1University of California at Berkeley, Department of Earth and Planetary Science, CA, USA
2University of California at Berkeley, Department of Chemistry, CA, USA
3University of Washington, Department of Atmospheric Sciences, Seattle, WA, USA
*now at: NOAA Earth System Research Laboratory and Cooperative Institute for Research in Environmental Sciences, University of Colorado, Boulder, CO, USA
**now at: Lawrence Livermore National Lab, Center for Accelerator Mass Spectrometry (CAMS), Livermore, CA, USA
***now at: Department of Chemistry, University of Wisconsin, Madison, USA
Abstract. Peroxynitrates are responsible for global scale transport of reactive nitrogen. Recent laboratory observations suggest that they may also play an important role in delivery of nutrients to plant canopies.
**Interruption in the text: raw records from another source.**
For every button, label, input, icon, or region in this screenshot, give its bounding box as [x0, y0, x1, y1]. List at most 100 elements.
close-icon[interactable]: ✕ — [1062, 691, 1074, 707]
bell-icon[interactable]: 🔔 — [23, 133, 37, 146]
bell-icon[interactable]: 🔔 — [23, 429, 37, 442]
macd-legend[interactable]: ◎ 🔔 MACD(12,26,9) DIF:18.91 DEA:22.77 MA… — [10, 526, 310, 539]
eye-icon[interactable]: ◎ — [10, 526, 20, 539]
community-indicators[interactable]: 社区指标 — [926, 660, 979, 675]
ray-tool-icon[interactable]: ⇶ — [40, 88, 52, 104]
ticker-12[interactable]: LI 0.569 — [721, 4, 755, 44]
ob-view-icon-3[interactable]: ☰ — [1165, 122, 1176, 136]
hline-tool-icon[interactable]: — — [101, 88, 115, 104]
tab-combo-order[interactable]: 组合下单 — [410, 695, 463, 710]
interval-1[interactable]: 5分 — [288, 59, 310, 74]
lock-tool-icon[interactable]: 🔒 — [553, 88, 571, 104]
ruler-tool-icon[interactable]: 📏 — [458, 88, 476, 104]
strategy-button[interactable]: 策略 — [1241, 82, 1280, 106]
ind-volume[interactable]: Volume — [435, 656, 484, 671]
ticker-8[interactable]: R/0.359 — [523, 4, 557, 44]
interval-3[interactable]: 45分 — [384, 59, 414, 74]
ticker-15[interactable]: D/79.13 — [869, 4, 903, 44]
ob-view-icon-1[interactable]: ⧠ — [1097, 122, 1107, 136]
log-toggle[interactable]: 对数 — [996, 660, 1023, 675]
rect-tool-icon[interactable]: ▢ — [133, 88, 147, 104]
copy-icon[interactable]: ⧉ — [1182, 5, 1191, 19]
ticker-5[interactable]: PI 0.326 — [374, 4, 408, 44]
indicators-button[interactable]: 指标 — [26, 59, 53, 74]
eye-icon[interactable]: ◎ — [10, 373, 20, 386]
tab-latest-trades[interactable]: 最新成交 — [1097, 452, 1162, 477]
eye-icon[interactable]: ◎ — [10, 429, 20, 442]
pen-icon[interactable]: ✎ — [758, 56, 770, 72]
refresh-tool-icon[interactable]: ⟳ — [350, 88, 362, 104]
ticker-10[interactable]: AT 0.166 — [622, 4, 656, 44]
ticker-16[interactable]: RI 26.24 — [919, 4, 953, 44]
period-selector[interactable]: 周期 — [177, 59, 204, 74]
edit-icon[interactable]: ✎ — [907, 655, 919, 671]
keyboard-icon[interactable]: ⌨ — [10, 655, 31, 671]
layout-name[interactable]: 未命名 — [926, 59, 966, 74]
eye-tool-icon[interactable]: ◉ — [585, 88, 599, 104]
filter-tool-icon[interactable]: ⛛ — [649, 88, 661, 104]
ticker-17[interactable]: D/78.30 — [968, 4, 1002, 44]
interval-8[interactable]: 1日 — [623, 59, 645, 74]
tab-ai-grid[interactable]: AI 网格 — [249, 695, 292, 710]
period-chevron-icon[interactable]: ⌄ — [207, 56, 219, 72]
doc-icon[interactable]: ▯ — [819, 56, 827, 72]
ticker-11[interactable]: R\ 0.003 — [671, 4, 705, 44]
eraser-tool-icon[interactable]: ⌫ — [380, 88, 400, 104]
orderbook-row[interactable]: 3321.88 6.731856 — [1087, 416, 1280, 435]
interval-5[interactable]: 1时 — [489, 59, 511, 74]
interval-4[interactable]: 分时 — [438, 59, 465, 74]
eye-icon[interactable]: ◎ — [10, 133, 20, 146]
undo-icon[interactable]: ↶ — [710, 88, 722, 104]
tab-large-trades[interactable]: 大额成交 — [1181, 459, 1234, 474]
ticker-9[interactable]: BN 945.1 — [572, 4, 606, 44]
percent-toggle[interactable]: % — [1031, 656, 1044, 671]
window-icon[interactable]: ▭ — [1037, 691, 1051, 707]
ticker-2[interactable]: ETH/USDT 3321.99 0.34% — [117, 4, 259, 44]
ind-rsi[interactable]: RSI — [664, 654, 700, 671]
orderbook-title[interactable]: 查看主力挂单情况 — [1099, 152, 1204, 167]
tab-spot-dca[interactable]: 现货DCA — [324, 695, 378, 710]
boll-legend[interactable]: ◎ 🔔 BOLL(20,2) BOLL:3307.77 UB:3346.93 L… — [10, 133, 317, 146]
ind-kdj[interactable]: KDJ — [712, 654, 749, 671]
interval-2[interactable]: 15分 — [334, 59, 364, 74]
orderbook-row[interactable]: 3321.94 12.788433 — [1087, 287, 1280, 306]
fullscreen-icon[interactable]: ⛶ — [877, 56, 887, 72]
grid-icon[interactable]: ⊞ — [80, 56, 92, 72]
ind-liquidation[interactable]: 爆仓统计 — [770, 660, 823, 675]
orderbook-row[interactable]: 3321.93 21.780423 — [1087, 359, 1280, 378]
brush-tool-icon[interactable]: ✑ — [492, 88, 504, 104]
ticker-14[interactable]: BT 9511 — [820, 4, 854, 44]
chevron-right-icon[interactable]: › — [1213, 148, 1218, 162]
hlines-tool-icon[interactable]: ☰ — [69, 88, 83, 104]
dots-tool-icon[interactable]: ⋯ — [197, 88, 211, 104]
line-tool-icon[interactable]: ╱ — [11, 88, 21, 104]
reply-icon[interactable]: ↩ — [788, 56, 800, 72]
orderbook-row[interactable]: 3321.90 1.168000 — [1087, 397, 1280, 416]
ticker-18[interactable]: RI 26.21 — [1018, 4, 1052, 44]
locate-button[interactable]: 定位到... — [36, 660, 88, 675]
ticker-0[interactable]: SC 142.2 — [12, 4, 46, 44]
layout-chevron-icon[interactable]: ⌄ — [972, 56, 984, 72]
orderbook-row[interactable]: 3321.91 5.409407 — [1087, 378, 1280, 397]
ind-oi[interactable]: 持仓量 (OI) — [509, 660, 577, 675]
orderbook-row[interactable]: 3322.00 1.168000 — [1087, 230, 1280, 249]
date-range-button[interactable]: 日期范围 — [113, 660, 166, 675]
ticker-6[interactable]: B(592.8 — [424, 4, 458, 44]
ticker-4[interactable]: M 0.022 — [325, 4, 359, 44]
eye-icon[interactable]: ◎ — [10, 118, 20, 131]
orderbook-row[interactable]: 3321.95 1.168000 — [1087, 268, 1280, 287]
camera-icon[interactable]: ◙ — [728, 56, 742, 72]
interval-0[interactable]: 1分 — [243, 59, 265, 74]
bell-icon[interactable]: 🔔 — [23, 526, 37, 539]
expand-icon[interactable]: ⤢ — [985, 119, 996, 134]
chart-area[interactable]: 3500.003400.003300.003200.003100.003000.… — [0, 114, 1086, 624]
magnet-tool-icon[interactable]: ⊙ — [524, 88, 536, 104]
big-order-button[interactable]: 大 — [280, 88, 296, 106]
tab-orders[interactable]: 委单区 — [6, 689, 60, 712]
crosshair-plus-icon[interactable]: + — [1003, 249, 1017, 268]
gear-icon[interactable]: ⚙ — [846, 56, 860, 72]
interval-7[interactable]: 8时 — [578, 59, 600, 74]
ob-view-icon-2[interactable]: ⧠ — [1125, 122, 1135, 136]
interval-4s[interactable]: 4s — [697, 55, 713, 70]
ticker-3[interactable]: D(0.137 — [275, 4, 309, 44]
We measured eddy covariance fluxes of total peroxynitrates (ΣPNs) and three individual peroxynitrates (APNs ≡ PAN + PPN + MPAN) over a ponderosa pine forest during the Biosphere Effects on AeRosols and Photochemistry EXperiment 2009 (BEARPEX 2009). Concentrations of these species were also measured at multiple heights above and within the canopy. While the above-canopy daytime concentrations are nearly identical for ΣPNs and APNs, we observed the downward flux of ΣPNs to be 30–60% slower than the flux of APNs. The vertical concentration gradients of ΣPNs and APNs vary with time of day and exhibit different temperature dependencies. These differences can be explained by the production of peroxynitrates other than PAN, PPN, and MPAN within the canopy (presumably as a consequence of biogenic VOC emissions) and upward fluxes of these PN species. The impact of this implied peroxynitrate flux on the interpretation of NOx fluxes and ecosystem N exchange is discussed.